OS (e.g. Win10): Win10 PsychoPy version (e.g. 1.84.x): v2021.2.3 Standard Standalone? (y/n) If not then what?: y What are you trying to achieve?:
I’m building an adaptive (QUEST) staircase to assess contrast level for threshold perception (50% hit rate) of a line drawing.
What did you try to make it work?:
I am attaching screenshots of my task here:
What specifically went wrong when you tried that?:
No matter what I try, I get sawtooth results when I plot the intensity changes as a function of trial number.
Maybe I should specify step size? If so, how? Why do intensity changes jump so much in my staircase?
I am less familiar with viewing plotted QUEST intensities - so perhaps I am missing how you are expecting the output to look here (to me the jumping is fine as long as its converging towards a threshold and the stepsizes appear to be adaptively changing - which does lok ok to me there, unless it is the case that you know the upward jumps are not following incorrect responses - in which case that is weird). Could you share your psychopy file and conditions spreadsheet if possible?
Thanks for your reply!
The y-axis should actually be labeled “contrast” since that’s the variable name that I am calibrating using this staircase method.
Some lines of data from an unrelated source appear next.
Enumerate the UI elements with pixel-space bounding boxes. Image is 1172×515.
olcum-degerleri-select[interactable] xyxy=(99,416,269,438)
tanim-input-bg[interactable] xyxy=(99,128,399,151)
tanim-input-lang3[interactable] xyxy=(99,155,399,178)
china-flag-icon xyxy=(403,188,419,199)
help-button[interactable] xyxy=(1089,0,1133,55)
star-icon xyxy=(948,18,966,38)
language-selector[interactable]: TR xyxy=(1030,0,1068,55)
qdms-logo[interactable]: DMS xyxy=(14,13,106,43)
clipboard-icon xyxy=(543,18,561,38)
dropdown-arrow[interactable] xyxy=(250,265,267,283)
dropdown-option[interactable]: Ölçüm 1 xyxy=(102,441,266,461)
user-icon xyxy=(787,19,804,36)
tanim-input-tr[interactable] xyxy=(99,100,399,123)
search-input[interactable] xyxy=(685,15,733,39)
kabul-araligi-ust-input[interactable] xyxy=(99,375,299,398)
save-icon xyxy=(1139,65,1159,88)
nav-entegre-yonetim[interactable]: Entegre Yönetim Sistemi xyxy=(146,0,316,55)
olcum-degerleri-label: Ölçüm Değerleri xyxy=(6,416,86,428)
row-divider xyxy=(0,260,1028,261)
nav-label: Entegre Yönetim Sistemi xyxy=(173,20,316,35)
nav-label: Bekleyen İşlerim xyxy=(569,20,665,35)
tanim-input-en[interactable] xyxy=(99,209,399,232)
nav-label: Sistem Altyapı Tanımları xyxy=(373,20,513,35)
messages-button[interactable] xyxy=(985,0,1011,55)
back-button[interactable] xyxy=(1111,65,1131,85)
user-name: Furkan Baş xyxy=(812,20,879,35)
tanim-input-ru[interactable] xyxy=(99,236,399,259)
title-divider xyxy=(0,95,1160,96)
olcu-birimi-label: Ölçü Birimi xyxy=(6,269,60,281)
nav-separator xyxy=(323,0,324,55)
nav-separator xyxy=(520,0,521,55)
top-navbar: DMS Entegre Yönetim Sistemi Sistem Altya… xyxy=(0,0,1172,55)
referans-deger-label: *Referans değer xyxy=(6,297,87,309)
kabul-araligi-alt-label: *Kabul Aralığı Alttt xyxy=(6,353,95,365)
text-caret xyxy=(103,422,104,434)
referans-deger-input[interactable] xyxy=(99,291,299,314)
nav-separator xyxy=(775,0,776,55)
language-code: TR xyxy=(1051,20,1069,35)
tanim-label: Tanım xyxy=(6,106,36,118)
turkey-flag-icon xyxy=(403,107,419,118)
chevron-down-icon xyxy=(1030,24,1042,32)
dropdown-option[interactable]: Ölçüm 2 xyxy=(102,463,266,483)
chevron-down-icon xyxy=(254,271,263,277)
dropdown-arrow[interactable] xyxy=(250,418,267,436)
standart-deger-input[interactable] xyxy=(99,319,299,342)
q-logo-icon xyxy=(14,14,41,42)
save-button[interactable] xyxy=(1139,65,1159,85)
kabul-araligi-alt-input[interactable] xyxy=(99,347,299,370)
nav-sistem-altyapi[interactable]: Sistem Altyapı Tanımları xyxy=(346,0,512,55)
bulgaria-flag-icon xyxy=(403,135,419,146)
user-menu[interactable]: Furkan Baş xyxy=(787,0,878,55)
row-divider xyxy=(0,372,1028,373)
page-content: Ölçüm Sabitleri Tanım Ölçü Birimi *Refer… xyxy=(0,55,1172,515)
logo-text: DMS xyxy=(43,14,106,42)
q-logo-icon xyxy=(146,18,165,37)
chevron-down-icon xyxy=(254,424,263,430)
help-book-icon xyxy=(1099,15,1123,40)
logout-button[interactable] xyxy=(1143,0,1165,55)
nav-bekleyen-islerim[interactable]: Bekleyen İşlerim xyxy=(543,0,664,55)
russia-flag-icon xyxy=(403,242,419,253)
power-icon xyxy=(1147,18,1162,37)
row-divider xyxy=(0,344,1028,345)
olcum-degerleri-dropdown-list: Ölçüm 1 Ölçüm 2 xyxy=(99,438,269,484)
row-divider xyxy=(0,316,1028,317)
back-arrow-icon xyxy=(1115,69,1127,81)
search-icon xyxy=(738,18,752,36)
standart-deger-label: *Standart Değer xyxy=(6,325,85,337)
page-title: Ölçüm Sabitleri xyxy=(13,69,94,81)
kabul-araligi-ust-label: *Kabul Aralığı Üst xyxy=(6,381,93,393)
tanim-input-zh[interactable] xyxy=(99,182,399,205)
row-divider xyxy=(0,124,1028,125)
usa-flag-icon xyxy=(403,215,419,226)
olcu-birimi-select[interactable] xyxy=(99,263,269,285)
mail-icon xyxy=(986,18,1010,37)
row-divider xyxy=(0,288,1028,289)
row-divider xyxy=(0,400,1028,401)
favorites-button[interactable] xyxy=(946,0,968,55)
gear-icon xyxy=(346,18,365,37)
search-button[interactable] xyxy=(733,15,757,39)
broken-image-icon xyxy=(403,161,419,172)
I decreased my step size to 0.01, since my labmate suggested that a step size of 1 is too big if my contrast value range is between 0 and 1. Still, I get a “sawtooth”. One variable I am unsure about is “range”, since there’s a lot of online discussions about its usefulness in the psychopy quest staircase.
I’ll definitely look at questplus and see if there are other parameters I can play with!
After troubleshooting with my labmate, the issue was with the Weibull function parameters. Partially adapted from the PsychoPy staircase demo:
beta = 3.5
delta = 0.01 gamma = 0 (instead of 0.5; this got rid of the jagged fluctuations of my contrast changes with every step).
grain = 0.01
It turns out that gamma defines the false alarm rate (or, the chance of ‘success’ at an infinitely low stimulus strength). If I set gamma = 0, the jagged fluctuation disappears, because I have a false alarm rate of 0.
So, is this much fluctuation in the last 10 trials of the staircase inherently bad? This looks like I need to do some more reading and understanding of the Weibull function. I’m not sure which would be optimal for my task, yet. If this is helpful to anyone, gamma = 0 parameter is based on advice from this paper: https://link.springer.com/content/pdf/10.3758/BF03201438.pdf (Harvey 1986).
I’ve been trying to make a similar experiment work for me but am unsuccessful. If you don’t mind, could you send me your psyexp file? I would really appreciate it!